Kaufman’s thesis is that people love The Bachelor because it gives us a glimpse of what “true love” really can be. “The show gives us an outlet to express our fears about the modern dating world,” she writes. “It allows us to see a world filled with courtship, chivalry, and romance — and while we may scoff at the helicopters and hot tubs, deep down I think many of us still long for those kinds of things while we’re spending hours swiping left on Tinder.” But if I may be so bold: It really isn’t that deep. People don’t watch The Bachelor because they love the idea of falling in love; they watch it because it gives us an opportunity to mercilessly judge group after group of hot, dumb strangers who are rendered even dumber and hotter by deceptive editing. In attempting to imbue the show with significance, Kaufman instead reveals its shallowness.

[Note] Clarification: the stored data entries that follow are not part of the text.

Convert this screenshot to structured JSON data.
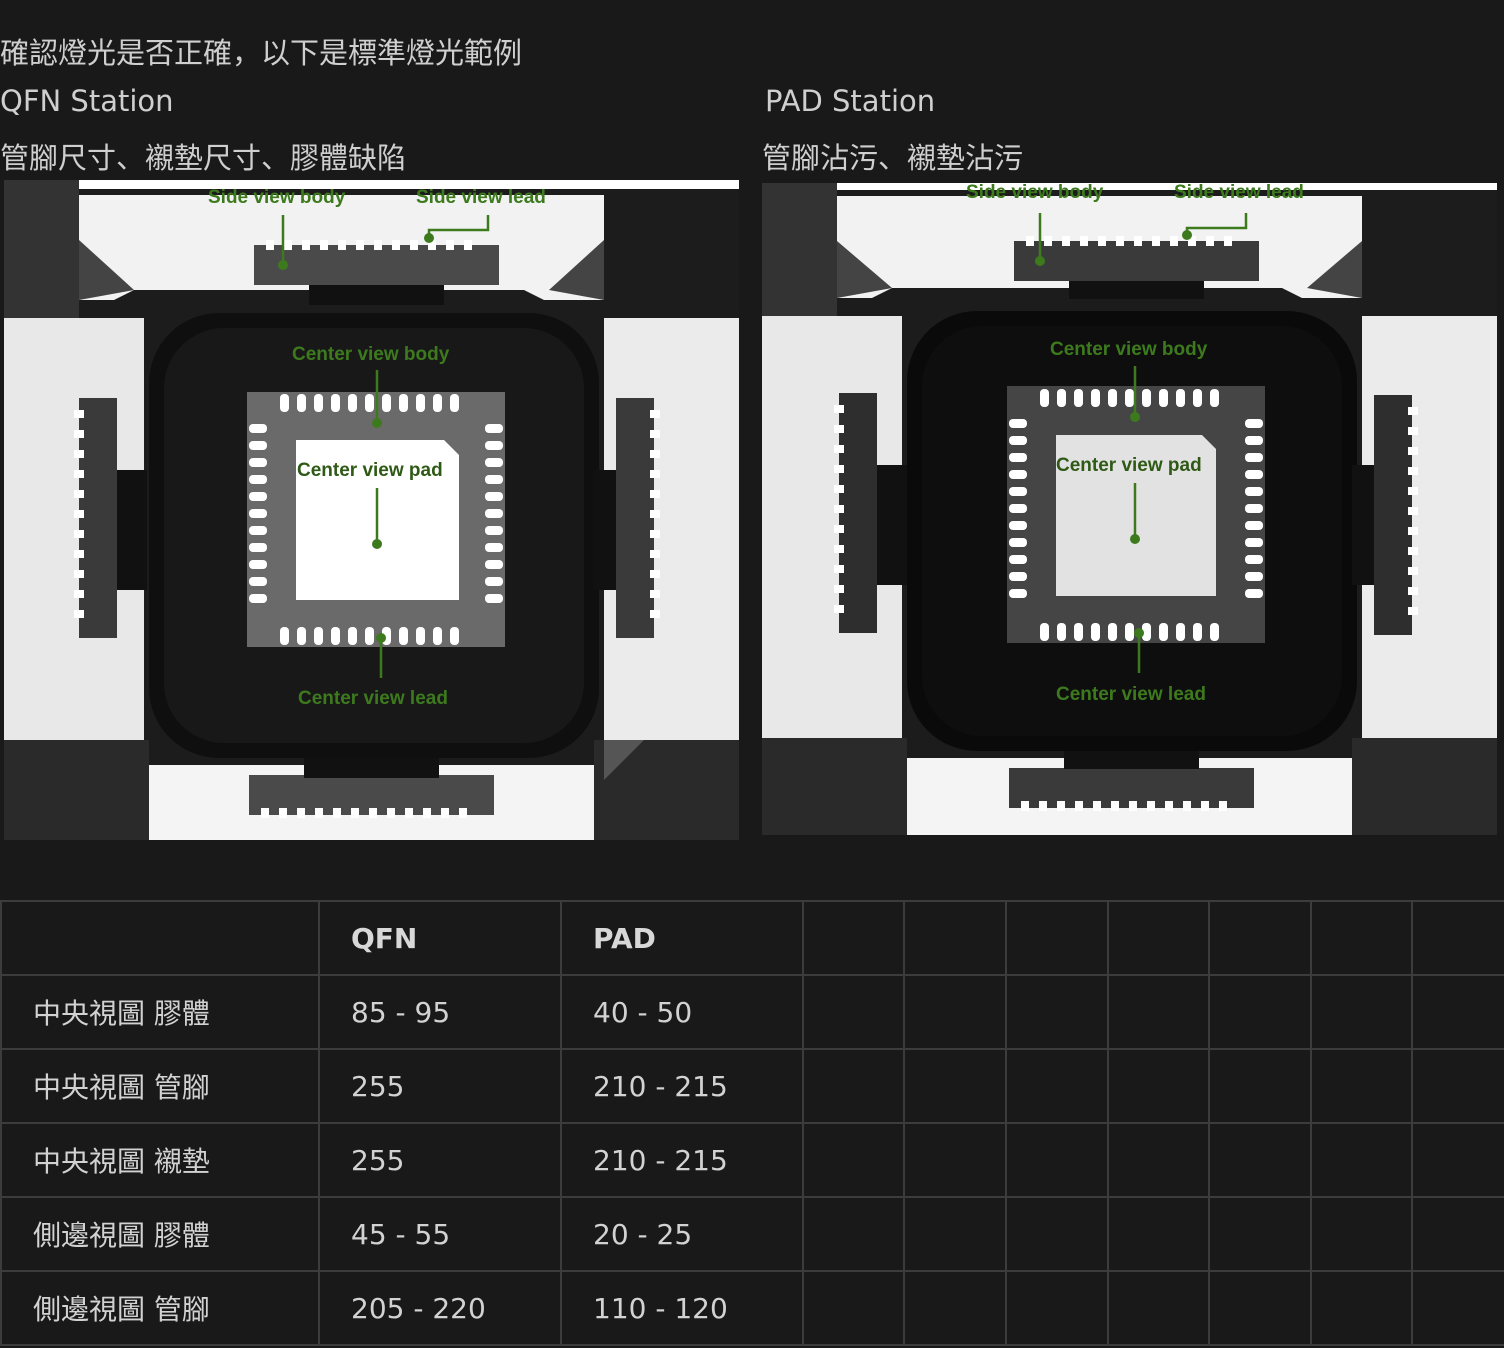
{
  "intro_text": "確認燈光是否正確，以下是標準燈光範例",
  "stations": [
    {
      "title": "QFN Station",
      "description": "管腳尺寸、襯墊尺寸、膠體缺陷",
      "annotations": {
        "side_body": "Side view body",
        "side_lead": "Side view lead",
        "center_body": "Center view body",
        "center_pad": "Center view pad",
        "center_lead": "Center view lead"
      }
    },
    {
      "title": "PAD Station",
      "description": "管腳沾污、襯墊沾污",
      "annotations": {
        "side_body": "Side view body",
        "side_lead": "Side view lead",
        "center_body": "Center view body",
        "center_pad": "Center view pad",
        "center_lead": "Center view lead"
      }
    }
  ],
  "annotation_color": "#3d7a1e",
  "table": {
    "headers": [
      "",
      "QFN",
      "PAD"
    ],
    "rows": [
      [
        "中央視圖 膠體",
        "85 - 95",
        "40 - 50"
      ],
      [
        "中央視圖 管腳",
        "255",
        "210 - 215"
      ],
      [
        "中央視圖 襯墊",
        "255",
        "210 - 215"
      ],
      [
        "側邊視圖 膠體",
        "45 - 55",
        "20 - 25"
      ],
      [
        "側邊視圖 管腳",
        "205 - 220",
        "110 - 120"
      ]
    ]
  }
}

“I’m hopeful that the show will continue to evolve, tweaking its tried-and-true formulas so that the contrast between the supposed fairy tale unfolding on screen and the reality of dating off-camera isn’t quite so stark,” Kaufman writes at the book’s end. “But in the meantime, I’ll be planted in front of my TV, watching alongside a group of women as we all try to understand the inscrutable, wicked, brilliant thing that is love.”
In a way, she’s right: The Bachelor is evolving. This evolution, however, relies on upping the show’s cruelty. On the most recent episode of The Bachelor — which ABC claimed would “ROCK BACHELOR NATION TO ITS CORE” — bachelor Arie Luyendyk Jr., had narrowed the dating pool down to just two wavy-haired contestants, Lauren B. and Becca K. (In the Bachelor franchise universe, the contestants are often so homogenous that several of them have the same name; the producers’ solution is to refer to grown women by their first name and last initial, just like in a second-grade classroom.) After choosing Becca K. and putting a fat diamond on her finger, however, Arie changed his mind, and dumped her during their “Happy Couple Weekend,” while the cameras were still rolling. ABC aired the supposedly-unaltered footage of Becca sobbing in the bathroom as Arie haplessly followed her around asking if she was okay, likely at a producer’s request. There was nothing romantic about it.